The move makes sense. Microsoft officials have been hinting since 2008 that Microsoft was considering supporting the Android platform. One report last summer noted that Microsoft had a version of Silverlight for Google Android in beta (though I haven't found anyone claiming to have such a beta). Silverlight already works with Google's Chrome browser, though "official" support arrives with Silverlight 4, which is due out in the first half of this year.
If Microsoft really does want to make Silverlight a cross-platform solution, wouldn't a Silverlight port to Android be a no-brainer? And given Microsoft's Mix 10 conference -- the company's biggest showcase for Silverlight -- kicks off on March 15, could there be some news on the Silverlight on Android front coming?
I asked Microsoft officials about it and was told (via a spokesperson): "Silverlight does not run on Android today. Microsoft is committed to providing support for multiple mobile devices, but we haven’t announced a specific roadmap at this time."
Rob Sanfilippo, an analyst with Directions on Microsoft, said he hadn't heard about an imminent Silverlight for Android announcement, but noted that such a move wouldn't be too surprising.
"The Silverlight mobile story has been promised, but not disclosed and it is long overdue since Silverlight was originally intended to be available on any platform," said Sanfilippo. "Microsoft can’t limit Silverlight mobile to just Windows Phone if it wants to become a serious RIA (rich Internet application) contender on devices, so Android (and iPhone and BlackBerry) can’t be ignored.
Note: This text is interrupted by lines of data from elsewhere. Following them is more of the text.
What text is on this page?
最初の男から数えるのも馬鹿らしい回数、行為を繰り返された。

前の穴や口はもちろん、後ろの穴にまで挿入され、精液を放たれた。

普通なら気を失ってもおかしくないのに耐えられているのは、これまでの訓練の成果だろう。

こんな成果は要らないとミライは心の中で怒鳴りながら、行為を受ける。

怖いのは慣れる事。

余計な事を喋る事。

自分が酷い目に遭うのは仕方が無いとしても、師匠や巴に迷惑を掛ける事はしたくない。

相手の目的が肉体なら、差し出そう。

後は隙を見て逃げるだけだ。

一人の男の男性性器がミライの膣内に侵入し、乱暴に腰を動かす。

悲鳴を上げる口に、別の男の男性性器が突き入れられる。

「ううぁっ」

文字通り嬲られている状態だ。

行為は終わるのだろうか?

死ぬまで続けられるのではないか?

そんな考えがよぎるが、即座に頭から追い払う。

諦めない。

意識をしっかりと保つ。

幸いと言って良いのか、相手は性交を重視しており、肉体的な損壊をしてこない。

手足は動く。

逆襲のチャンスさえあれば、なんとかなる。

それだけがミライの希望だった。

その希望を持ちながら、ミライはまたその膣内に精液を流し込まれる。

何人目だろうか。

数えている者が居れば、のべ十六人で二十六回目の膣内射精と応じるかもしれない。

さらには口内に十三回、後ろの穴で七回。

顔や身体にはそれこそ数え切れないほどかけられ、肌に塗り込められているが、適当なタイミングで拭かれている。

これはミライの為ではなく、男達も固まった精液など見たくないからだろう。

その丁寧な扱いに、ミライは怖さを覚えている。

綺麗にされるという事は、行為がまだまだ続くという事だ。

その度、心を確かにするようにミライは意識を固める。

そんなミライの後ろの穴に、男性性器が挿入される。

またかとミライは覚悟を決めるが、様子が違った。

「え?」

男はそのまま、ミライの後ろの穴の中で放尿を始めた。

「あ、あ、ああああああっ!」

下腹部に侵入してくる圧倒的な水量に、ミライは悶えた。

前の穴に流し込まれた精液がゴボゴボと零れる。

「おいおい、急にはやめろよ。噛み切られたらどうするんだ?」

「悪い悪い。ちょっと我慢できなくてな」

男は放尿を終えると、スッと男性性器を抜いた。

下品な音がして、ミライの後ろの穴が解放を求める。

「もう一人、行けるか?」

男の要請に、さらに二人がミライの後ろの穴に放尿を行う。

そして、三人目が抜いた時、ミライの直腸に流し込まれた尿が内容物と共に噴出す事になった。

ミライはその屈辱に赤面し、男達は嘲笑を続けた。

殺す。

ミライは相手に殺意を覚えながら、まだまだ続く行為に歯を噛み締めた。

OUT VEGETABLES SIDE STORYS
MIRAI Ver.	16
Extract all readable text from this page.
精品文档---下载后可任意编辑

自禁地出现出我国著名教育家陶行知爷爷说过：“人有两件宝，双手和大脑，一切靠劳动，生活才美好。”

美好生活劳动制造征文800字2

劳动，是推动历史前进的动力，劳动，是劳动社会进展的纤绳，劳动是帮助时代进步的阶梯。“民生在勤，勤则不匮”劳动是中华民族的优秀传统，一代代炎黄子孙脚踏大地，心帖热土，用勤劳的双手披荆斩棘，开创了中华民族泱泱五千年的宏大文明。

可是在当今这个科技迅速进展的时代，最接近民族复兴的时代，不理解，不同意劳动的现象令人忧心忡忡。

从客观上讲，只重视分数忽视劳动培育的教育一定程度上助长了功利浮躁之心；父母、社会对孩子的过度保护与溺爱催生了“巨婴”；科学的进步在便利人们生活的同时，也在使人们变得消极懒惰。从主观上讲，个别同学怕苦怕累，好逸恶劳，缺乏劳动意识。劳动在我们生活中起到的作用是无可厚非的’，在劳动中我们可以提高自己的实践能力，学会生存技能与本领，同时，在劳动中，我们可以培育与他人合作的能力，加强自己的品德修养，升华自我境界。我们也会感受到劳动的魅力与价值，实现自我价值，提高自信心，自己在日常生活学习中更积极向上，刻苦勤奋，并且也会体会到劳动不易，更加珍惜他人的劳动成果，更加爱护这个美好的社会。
Technically, I don’t see why Silverlight on Android wouldn’t be possible if Microsoft commits the resources, although I would not be surprised if not every Silverlight feature is available on Android devices (in the same manner that Windows gets better Silverlight support than Mac)."
Silverlight already is available still not available on Windows Mobile 6.x mobile phones. Microsoft officials have said it will be available on Windows Phone 7 devices (and is expected to be key to the Windows Phone 7 development story). Microsoft execs have shown demos of Silverlight streaming on the iPhone, but not offered a delivery timetable for Silverlight on the iPhone, . And Microsoft and Nokia announced in 2008 plans to make Silverlight available on Symbian-based Nokia phones.
"Flash 10.1 is in beta now with Android support, although possibly not on every Android device," Sanfilippo noted. "It is likely Microsoft will aim to at least match Flash’s support of Android."
The Mono team is working on MonoDroid, a port of Mono, an open-source implementation of .Net, to Android. And this week, the Mono backers managed to get Moonlight -- Novell's implementation of Silverlight for Linux -- to run on Chrome.
Anyone have any more details (or guesses) on when Silverlight might be available for Android?